Some of Mr. Trump’s critics in Congress have already questioned his approach. Senator Mark Warner of Virginia, the top Democrat on the Intelligence Committee, said Mr. Trump had acted “without consultation with Congress, without a clear strategy, without taking into account the consistent conclusions of the intelligence community” that Iran had made no decision on the final steps to build a bomb.
“If Iran proves unable to respond effectively, if the ayatollah's power is now weakened, or if the country abandons its long-standing nuclear ambitions, Trump will no doubt argue that he alone was willing to use America's military influence to achieve an objective that his last four predecessors considered too risky,” it says.

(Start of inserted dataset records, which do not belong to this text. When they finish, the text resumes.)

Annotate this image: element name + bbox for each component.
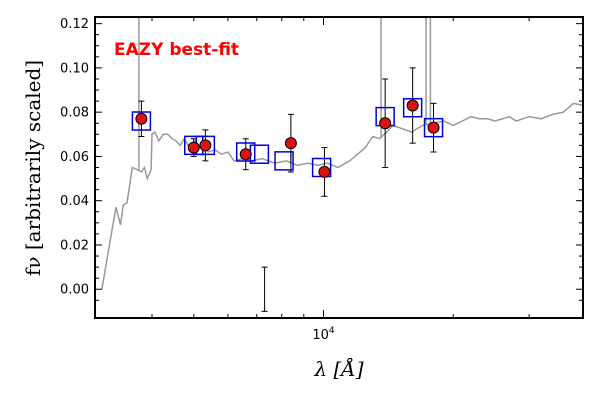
y-tick-label: 0.10 (60, 61, 89, 76)
model-photometry-square (131, 111, 152, 131)
y-tick-label: 0.00 (60, 283, 89, 298)
observed-photometry-point (379, 117, 392, 130)
model-photometry-square (235, 142, 256, 162)
x-axis-label: λ [Å] (313, 356, 363, 381)
annotation-eazy-best-fit: EAZY best-fit (114, 40, 239, 60)
x-tick-label: 104 (312, 326, 335, 343)
observed-photometry-point (318, 165, 331, 178)
observed-photometry-layer (135, 99, 440, 178)
observed-photometry-point (135, 112, 148, 125)
y-tick-label: 0.08 (60, 106, 89, 121)
observed-photometry-point (239, 148, 252, 161)
model-photometry-square (423, 117, 444, 138)
y-tick-label: 0.06 (60, 150, 89, 165)
y-tick-label: 0.04 (60, 194, 89, 209)
x-axis-ticks: 104 (151, 17, 530, 343)
observed-photometry-point (406, 99, 419, 112)
observed-photometry-point (427, 121, 440, 134)
y-tick-label: 0.12 (60, 17, 89, 32)
y-axis-ticks: 0.00 0.02 0.04 0.06 0.08 0.10 0.12 (60, 17, 583, 301)
observed-photometry-point (284, 137, 297, 150)
model-photometry-square (274, 151, 294, 171)
observed-photometry-point (199, 139, 212, 152)
observed-photometry-point (187, 141, 200, 154)
y-axis-label: fν [arbitrarily scaled] (21, 60, 45, 276)
model-photometry-square (402, 97, 423, 118)
y-tick-label: 0.02 (60, 238, 89, 253)
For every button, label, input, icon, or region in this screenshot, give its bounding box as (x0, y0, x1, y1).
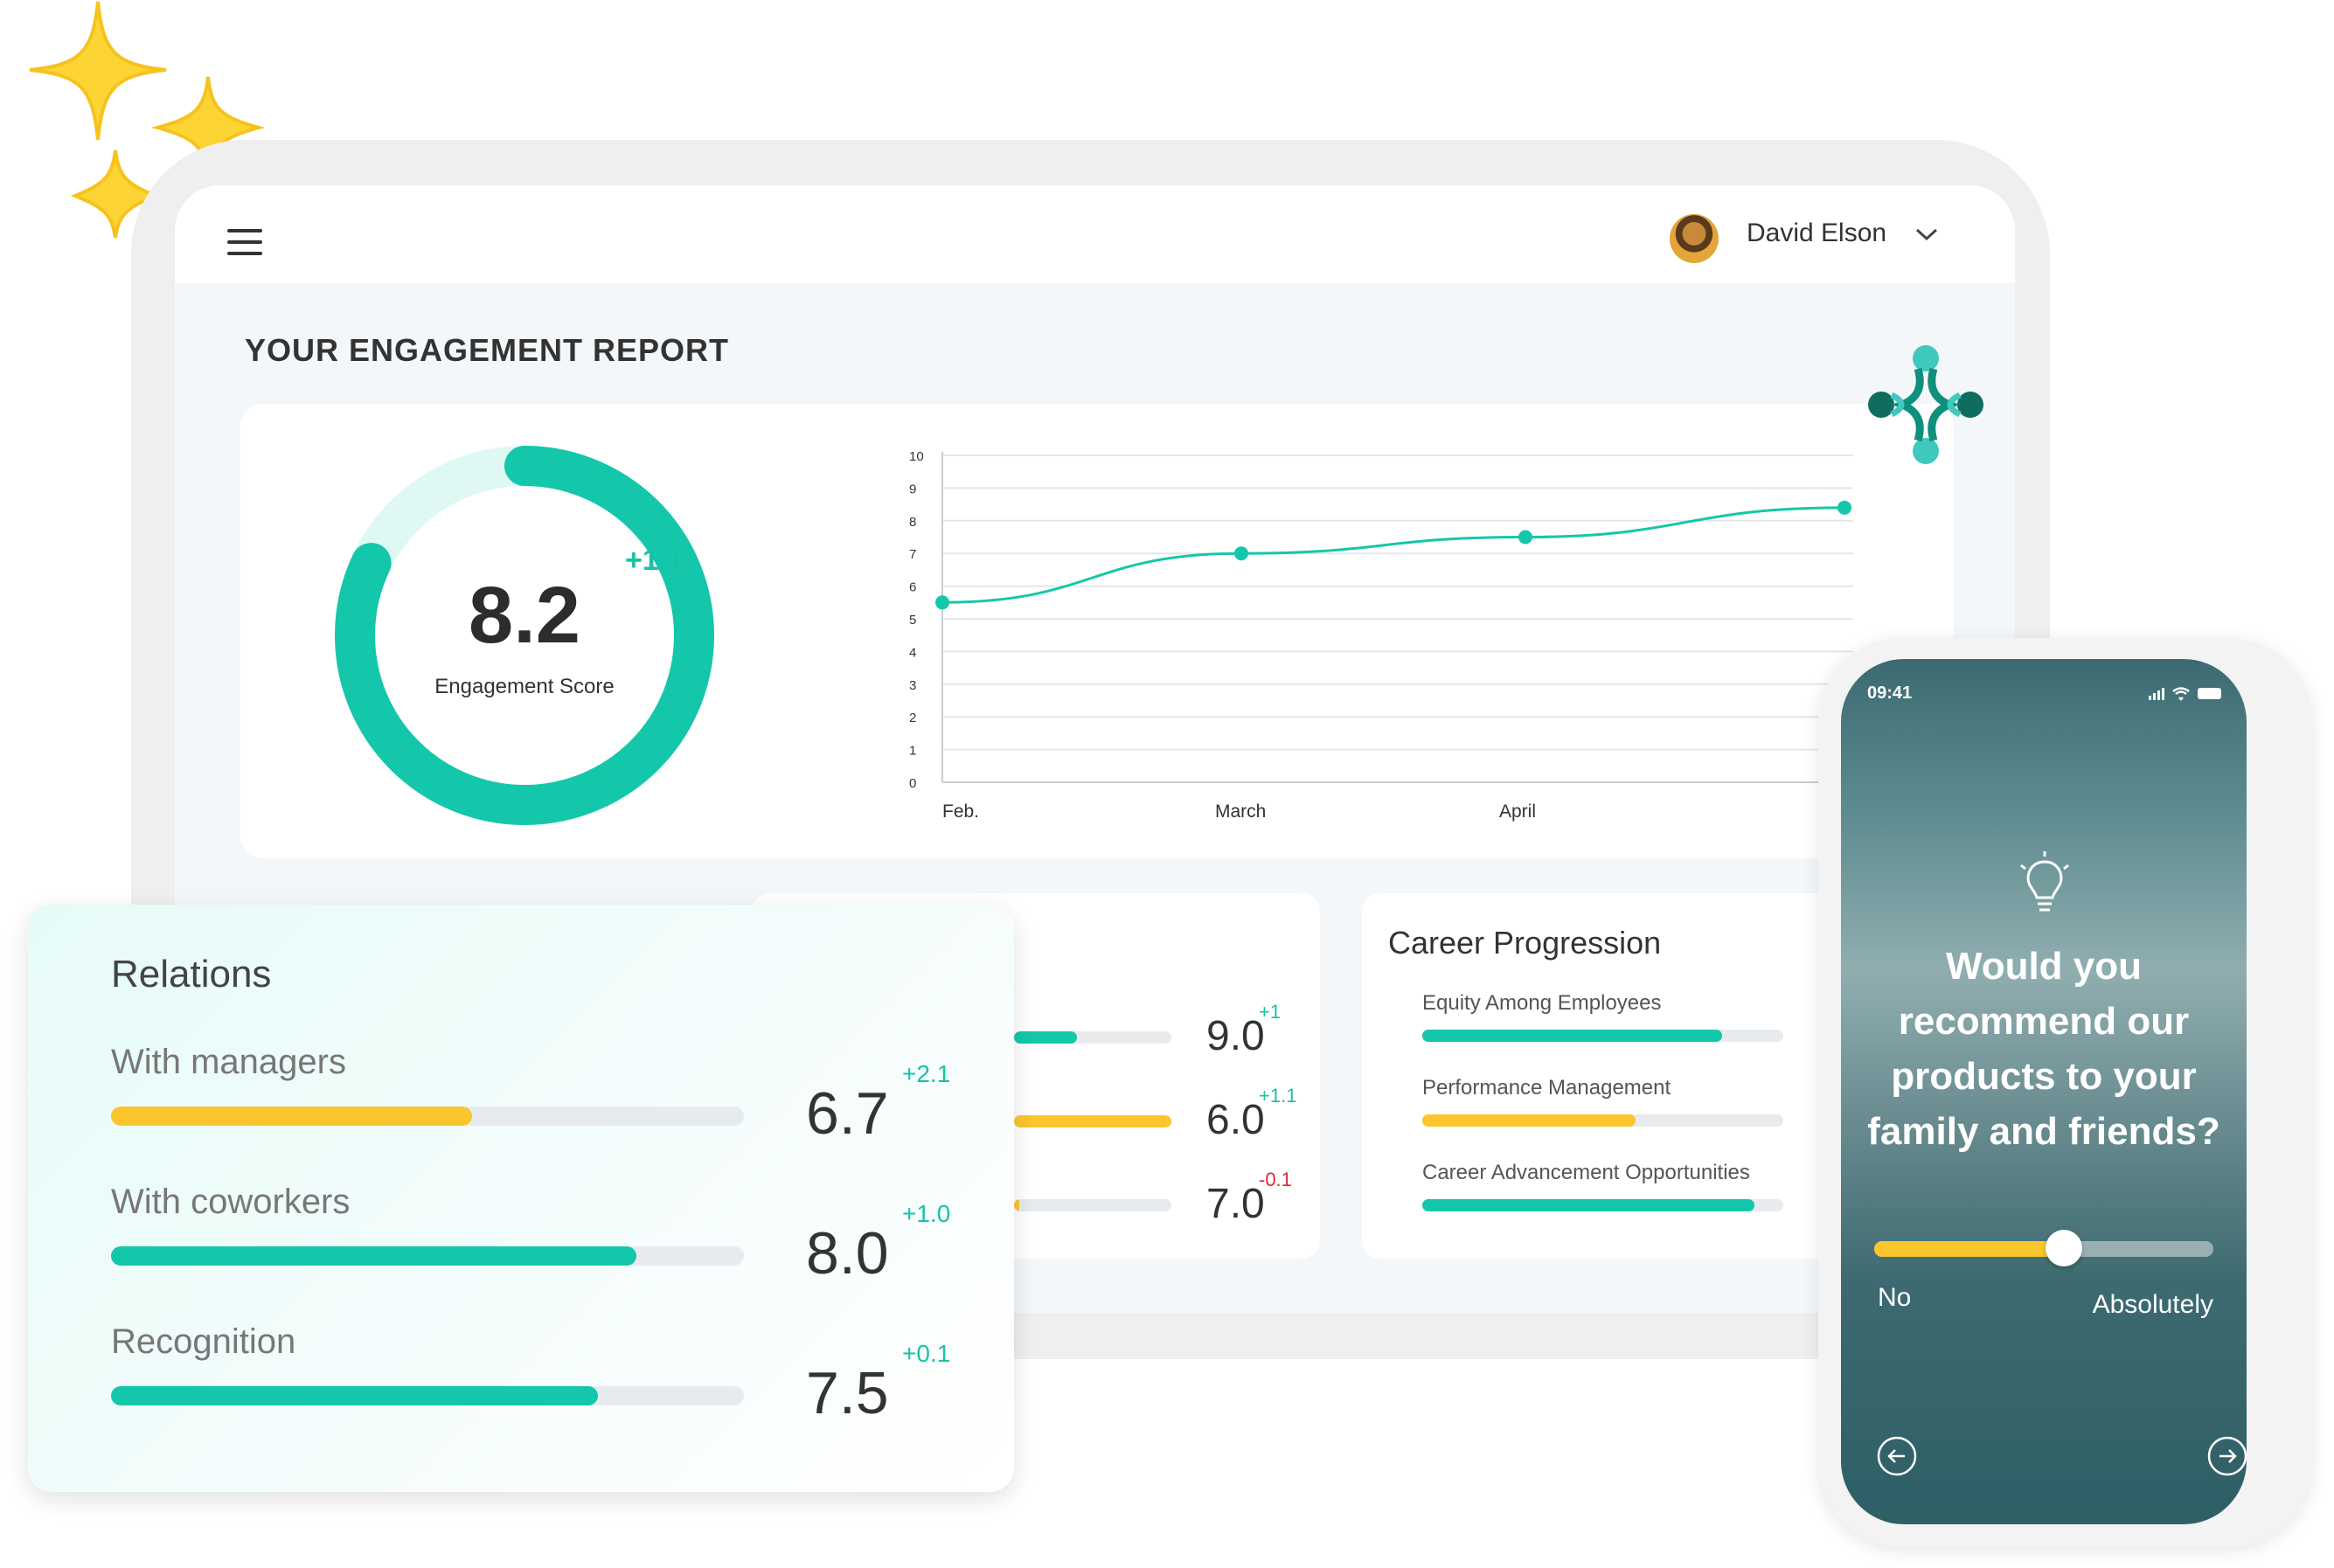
signal-icon (2149, 688, 2164, 700)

But there is another scenario: Iran could gradually recover, its surviving nuclear scientists could take their skills underground, and the country could follow the path blazed by North Korea, racing to build a bomb. Today, by some intelligence estimates, North Korea has 60 or more nuclear weapons, an arsenal that probably makes it too powerful to attack.
Iran may conclude that this is the only way to deter large, hostile states and prevent the United States and Israel from carrying out an operation similar to the June 22 attack.
Recall that on Sunday, June 22, the US military struck three Iranian nuclear facilities. According to President Donald Trump, the US military successfully attacked the Fordow, Natanz and Isfahan facilities.
But Iran did not have to wait for a response – it attacked Israel with missiles immediately after the US night strike on nuclear facilities.
Yemen has declared that it will join the war in the Middle East after the US attack on Iran's nuclear facilities. The day before, it warned that if the US intervenes in the attack and aggression against Iran with the Israeli enemy, the armed forces will target it and military ships in the Red Sea.